The appearance either of a stable cycle of nonsegregation or a stable nonsegregation equilibrium by relaxing the entry constraint for population 1 has a straightforward social explanation. Indeed, relaxing the entry constraint for population 1 we have more members of this population that can enter the system. This prevents the members of population 2 that are only marginally restricted or not restricted at all, to enter the system as they do not tolerate the larger and larger number of members of population 1 that are allowed to enter the system when increases. It follows that a balancing effect prevails. Members of population 1 tolerate more the presence in the system of members of the other group and they would enter the system in a great number but are prevented to do so by the imposed entry constraint. At the same time, members of population 2, that can enter the system as they do not suffer or only partially suffer an entry constraint, do not enter the system in a massive way as they do not tolerate the larger presence of members of population 1 that are allowed to enter due to a relaxation of their entry constraint. As a result, the number of members that enter the system is limited for both the populations and this leads to a stable equilibrium of nonsegregation. This example suggests that, in order to have the coexistence of two different groups of people with a different level of tolerance toward each other in a system, an entry constraint on the more tolerant group has to be imposed. This will partially reduce the presence of the members of the more tolerant population in the systems and as a consequence it will reduce the willingness of the members of the less tolerant population to leave the system. However, the entry constraint for the more tolerant population should not be too tight, as there is the risk to make the system to much attractive for the less tolerant population with the possibility to have a massive presence of its members which could lead to equilibria of segregation.

We can conclude that the entry constraints must be imposed in such a way to balance the entries of the two involved populations.

The possibility to have the equilibrium of nonsegregation stable represents one of the main differences between the symmetric and asymmetric cases. This region is represented in orange in Figure 2. This denotes that, to have a stable equilibrium of nonsegregation there, is the possibility to impose an entry constraint only on the larger population, which has to be fixed neither too stringent and nor too weak.
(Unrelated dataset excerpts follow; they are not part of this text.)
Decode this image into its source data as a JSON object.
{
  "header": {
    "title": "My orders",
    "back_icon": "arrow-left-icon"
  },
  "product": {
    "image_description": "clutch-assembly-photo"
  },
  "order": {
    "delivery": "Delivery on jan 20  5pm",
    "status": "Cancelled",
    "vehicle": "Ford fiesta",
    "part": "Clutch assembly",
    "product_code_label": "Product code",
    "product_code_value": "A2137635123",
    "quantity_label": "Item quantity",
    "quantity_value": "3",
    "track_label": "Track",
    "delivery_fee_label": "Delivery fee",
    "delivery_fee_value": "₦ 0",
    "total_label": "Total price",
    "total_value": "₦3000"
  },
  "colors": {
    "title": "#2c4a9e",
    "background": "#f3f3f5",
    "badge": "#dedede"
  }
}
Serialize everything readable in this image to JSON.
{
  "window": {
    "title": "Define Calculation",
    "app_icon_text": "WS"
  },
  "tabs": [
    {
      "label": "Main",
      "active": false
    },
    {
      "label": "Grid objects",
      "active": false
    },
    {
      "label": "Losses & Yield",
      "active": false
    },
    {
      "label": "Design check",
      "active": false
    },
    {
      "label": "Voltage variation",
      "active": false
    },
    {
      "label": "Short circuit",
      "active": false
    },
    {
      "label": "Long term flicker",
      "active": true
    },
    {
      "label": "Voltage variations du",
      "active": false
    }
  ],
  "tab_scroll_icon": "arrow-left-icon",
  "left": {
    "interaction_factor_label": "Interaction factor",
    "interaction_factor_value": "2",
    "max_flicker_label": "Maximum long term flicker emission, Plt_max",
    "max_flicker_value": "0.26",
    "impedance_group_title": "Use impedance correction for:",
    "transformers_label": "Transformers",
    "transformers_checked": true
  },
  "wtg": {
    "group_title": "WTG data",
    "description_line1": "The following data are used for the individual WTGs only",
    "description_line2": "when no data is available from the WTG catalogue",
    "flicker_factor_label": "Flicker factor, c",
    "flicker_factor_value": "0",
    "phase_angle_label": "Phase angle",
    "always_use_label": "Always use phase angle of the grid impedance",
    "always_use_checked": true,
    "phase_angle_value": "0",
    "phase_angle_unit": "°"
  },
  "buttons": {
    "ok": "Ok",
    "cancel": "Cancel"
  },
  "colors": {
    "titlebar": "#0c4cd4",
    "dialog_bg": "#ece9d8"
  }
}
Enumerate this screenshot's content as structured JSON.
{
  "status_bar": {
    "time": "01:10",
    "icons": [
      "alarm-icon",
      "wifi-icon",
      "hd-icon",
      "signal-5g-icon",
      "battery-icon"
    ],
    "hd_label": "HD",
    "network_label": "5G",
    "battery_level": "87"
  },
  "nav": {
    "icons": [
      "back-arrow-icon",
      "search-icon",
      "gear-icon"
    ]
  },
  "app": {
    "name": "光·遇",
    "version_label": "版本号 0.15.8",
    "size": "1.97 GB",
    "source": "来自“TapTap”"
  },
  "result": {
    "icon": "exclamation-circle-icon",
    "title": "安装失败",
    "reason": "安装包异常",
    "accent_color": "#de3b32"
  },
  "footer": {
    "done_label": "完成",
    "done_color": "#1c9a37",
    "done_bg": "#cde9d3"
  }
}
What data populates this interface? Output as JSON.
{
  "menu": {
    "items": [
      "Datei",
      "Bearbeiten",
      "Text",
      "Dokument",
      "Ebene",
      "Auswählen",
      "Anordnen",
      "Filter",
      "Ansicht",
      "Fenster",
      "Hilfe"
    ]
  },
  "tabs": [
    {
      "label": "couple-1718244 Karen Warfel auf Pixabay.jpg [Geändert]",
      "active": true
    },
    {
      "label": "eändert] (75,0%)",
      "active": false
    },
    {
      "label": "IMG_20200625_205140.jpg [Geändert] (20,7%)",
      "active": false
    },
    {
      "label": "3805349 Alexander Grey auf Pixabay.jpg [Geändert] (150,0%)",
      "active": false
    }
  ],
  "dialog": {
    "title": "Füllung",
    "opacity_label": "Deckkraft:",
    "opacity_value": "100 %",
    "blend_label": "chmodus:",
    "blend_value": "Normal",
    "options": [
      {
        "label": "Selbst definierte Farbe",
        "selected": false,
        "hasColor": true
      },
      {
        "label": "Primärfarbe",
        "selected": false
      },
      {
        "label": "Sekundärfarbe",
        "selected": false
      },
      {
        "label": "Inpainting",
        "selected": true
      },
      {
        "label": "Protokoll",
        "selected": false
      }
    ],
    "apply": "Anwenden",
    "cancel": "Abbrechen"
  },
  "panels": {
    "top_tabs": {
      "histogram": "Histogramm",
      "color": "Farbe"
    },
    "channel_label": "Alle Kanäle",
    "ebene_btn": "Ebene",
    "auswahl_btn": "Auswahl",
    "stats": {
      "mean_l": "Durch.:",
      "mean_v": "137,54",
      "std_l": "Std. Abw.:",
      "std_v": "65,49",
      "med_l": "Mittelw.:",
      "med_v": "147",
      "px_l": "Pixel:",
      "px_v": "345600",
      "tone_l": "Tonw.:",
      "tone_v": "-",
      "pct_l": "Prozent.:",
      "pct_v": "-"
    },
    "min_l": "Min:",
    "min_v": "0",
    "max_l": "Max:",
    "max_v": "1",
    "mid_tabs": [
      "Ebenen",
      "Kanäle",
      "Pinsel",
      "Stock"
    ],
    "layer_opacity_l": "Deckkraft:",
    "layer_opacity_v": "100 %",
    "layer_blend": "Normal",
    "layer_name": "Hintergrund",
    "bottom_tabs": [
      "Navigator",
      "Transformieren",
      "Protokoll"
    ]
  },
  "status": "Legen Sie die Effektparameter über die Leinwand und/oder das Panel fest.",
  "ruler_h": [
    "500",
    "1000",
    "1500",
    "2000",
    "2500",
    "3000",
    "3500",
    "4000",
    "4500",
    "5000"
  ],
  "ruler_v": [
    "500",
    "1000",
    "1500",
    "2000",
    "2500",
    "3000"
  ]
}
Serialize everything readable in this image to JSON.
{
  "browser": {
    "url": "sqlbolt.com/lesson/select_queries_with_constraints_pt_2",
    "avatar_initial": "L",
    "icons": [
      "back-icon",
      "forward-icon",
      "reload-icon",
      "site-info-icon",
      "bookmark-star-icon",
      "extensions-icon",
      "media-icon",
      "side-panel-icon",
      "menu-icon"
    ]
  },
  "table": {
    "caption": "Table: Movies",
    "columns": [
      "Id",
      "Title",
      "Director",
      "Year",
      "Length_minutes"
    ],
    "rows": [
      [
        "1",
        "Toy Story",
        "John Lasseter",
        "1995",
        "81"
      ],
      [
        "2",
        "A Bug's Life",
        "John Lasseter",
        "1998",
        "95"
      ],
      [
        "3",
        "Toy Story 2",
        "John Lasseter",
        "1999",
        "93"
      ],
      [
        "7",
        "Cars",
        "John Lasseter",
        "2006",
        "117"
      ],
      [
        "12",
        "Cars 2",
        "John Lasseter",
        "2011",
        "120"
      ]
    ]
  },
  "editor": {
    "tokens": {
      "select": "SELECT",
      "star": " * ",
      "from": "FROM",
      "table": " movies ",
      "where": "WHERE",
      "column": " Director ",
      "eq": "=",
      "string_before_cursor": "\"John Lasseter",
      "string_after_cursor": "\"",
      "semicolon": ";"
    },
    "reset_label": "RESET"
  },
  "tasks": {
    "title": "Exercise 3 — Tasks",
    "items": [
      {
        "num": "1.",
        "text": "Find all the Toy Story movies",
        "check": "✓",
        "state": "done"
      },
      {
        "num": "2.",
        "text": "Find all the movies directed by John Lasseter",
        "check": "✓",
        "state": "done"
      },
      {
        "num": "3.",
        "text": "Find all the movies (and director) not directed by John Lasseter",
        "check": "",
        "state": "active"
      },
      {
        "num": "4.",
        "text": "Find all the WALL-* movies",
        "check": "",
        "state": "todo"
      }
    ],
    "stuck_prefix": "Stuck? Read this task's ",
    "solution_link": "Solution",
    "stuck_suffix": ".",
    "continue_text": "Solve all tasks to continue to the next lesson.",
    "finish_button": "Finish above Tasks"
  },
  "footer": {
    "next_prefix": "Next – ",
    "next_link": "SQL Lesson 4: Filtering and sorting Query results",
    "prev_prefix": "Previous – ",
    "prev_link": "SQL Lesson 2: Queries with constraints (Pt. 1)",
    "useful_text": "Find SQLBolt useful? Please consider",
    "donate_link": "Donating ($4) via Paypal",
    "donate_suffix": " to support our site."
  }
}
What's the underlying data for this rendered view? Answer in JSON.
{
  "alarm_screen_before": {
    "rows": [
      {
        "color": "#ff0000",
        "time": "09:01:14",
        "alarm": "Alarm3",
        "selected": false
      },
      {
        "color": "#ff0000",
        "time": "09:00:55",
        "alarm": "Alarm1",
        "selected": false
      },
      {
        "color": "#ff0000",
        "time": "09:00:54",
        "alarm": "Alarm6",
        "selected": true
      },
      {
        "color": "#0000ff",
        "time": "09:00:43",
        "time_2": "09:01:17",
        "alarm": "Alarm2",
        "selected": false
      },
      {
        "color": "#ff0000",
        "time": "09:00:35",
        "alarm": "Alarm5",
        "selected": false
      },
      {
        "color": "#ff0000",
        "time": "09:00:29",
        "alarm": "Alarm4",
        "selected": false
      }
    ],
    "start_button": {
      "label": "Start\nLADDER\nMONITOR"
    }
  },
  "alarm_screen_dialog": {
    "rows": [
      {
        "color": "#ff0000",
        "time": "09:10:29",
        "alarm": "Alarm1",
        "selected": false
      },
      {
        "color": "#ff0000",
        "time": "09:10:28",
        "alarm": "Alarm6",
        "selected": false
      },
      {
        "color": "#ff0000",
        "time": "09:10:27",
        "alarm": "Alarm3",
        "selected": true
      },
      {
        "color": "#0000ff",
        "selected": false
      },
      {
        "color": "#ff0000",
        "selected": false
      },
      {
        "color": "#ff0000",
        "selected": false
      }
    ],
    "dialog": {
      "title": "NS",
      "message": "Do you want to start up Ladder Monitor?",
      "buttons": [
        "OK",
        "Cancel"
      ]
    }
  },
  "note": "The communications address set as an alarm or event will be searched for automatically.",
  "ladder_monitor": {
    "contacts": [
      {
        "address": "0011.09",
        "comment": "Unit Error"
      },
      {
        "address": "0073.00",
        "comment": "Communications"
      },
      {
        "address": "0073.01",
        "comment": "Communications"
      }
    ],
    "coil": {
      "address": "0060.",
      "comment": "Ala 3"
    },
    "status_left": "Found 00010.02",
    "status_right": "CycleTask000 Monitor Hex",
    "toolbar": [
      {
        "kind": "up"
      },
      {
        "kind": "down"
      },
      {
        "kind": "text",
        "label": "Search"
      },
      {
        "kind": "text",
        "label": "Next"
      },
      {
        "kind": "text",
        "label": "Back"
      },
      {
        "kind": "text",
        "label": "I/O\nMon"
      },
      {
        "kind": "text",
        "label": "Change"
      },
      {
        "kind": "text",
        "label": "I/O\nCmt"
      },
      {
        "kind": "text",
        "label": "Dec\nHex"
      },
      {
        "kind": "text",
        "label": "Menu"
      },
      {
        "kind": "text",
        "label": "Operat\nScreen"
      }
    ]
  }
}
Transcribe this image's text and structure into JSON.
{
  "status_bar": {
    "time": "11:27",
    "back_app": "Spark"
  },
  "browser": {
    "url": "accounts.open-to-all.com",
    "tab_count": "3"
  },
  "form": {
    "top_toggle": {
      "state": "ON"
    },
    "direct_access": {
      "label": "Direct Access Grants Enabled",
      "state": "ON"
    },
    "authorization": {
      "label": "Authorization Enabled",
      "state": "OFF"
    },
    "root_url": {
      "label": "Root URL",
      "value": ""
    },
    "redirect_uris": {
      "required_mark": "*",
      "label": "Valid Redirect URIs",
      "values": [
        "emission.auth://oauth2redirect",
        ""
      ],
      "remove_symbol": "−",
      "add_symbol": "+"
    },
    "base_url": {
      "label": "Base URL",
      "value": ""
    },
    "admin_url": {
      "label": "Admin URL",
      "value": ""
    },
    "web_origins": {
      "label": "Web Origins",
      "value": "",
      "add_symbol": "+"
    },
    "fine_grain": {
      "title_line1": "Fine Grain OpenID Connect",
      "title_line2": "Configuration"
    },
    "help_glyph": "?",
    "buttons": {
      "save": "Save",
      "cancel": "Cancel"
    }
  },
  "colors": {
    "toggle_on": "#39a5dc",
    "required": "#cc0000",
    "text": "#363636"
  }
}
On the other hand, it is very interesting to note that not imposing or imposing very weak entry constraints to the larger population and at the same time imposing entry constraints on the smaller population, there is no possibility to converge to a stable equilibrium of nonsegregation. Note that the vertical arrow depicted in Figure 2 does not cross any yellow or orange region (the only regions that indicate the presence of stable equilibria of nonsegregation). This has a straightforward explanation related to the effect of limiting the entry to the members of the smaller and less tolerant population. In particular, imposing a stringent entry constraint on the less tolerant population and a relaxed entry constraint (or not imposing it at all) on the more tolerant population increases the risk of segregation manly due to overshooting. Indeed, this leads to a situation in which many members of the more tolerant population enter the system attracted by the large and positive gap between the maximum tolerate number of members of the other group and their limited presence in the system imposed by the stringent entry constraint and members of the less tolerant population leave the system because the massive presence of the members of more tolerant population is much over the maximum tolerate number.

For the same reason, the dark-green region on the lower-right corner of the parameter space in Figure 2 is much larger than the dark-green region on the upper-left. It follows that it is more convenient to impose an entry constraint on the more tolerant population to avoid the risk of segregation. This is an interesting and surprising finding as it is common opinion that an entry constraint should be imposed on the less tolerant population to avoid segregation.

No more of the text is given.